LOU JONES @lou__jones__
I’m the Viola Davis of dating, except instead of an EGOT, I‘ve got an EBHT. That’s when you’re awarded unsolicited dick pics from E-Harmony, Bumble, Hinge and Tinder.
SARAH STEWART @sarahstewartcomedy
It’s amazing when you think about it
That the human race has survived over thousands of years without dating apps
Today you only swipe right if he looks perfect
Years ago, you took whoever was standing after the plague had whipped through the village
Dating apps are a mystery to me
In my day we didn’t have dating apps
We didn’t have cell phones or Internet
In my day, you went to the pub
Got rat-assed
And married whoever you woke up with the next day
We had none of today’s problems with ghosting or catfish
In the 70s we were keeping it real
When my first ever boyfriend, Dave, ditched me
At the church youth group
I didn’t find out until Dave’s dad told my dad, who then told me!
I kept praying that God would manifest a miracle!
That overnight Dave would become gluten-intolerant
And choke on his communion bread
Now I experience dating apps vicariously through my daughter
She met a gorgeous man the other day through Hinge
They were sharing a romantic moment
He went to brush a loose hair off her face and tuck behind her ear
But when the hair didn’t budge he yelled “It’s attached!”
He realised to his horror that the hair was not growing from her head but from her chin
Daughter is changing her Hinge profile
“If you want sex on our first date, my answer is
Not by the hair on my chinny chin chin!”
ADAM O’SULLIVAN @thenerdinfinite
Dating apps are depressing... now that everyone has lost their bones.
I don't have time to explain. One night everyone lost their bones. EVERYONE.
Dating used to be about who had the most symmetrical face. NOW it's about who is the gloopiest.
‘Lost’ our bones as opposed to taken? Stop dwelling on the past.
Dating used to be about who had the hottest body, all tight and cinched skin close to the bones… that we no longer have. NOW it's about who can take up the most area. Look at the floor. Imagine it covered in skin, a person laying flat with no bones. You may think ‘ew’ – because of your bones. But now we think – HOT. DESIRABLE. SEXY.
I need you to stop focusing on ‘how’ we lost our bones and to focus on what’s REALLY ‘important’.

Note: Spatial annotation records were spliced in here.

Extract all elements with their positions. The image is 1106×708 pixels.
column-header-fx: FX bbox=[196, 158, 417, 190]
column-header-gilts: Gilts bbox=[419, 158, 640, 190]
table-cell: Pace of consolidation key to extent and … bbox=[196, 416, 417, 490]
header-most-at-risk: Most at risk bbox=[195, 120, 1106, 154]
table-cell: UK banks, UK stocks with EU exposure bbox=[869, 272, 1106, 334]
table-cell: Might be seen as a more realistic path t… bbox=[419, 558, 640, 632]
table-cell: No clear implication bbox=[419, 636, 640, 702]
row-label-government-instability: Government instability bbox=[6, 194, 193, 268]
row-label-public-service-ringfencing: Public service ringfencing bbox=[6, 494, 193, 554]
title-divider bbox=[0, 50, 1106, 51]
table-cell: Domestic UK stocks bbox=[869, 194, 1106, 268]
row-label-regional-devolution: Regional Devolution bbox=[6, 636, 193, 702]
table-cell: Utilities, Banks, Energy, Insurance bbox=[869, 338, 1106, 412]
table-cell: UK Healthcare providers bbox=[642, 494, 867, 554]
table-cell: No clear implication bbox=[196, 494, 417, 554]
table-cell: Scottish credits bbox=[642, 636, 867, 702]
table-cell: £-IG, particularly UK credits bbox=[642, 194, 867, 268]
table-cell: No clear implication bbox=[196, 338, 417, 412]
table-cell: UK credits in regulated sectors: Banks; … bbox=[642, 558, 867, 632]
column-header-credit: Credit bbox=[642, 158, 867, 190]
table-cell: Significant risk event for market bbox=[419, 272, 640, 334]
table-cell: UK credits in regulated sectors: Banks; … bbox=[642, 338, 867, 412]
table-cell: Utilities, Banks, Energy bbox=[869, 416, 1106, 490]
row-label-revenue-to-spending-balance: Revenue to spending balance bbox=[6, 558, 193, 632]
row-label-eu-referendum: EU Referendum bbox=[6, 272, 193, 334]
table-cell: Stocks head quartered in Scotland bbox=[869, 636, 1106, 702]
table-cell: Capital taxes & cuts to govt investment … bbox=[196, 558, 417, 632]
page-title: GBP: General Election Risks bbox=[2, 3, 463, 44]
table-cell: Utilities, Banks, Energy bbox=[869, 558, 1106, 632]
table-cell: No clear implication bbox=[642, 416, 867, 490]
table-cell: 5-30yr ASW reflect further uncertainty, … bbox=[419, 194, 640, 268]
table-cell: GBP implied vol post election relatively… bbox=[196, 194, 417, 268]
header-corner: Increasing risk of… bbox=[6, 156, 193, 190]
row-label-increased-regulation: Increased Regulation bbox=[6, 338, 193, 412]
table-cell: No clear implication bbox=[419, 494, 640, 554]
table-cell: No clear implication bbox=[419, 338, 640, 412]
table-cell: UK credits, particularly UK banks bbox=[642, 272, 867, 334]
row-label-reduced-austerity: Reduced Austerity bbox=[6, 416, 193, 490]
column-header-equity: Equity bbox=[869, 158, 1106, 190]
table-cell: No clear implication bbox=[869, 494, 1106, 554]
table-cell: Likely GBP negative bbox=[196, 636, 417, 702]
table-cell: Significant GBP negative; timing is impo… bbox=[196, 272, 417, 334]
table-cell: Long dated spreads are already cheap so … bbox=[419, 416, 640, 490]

Dating used to be about who was the fittest, who could perform physical tasks without exhaustion or breaking your precious and underrated bones. NOW it's about sliming your way from one place to another.
Stop screaming. Start listening. Stop thinking. Start feeling.
Dating used to be secondarily about creating a life with somebody. But primarily it was about finding someone sexually attractive. Imagine two flat slugs crawling on top of each other and writhing around, melding together. That’s sex without bones.
This is the future. This is a warning. FOCUS. We are you.
Turns out we never really needed bones anyway.
Dating apps are depressing... now that everyone has lost their bones.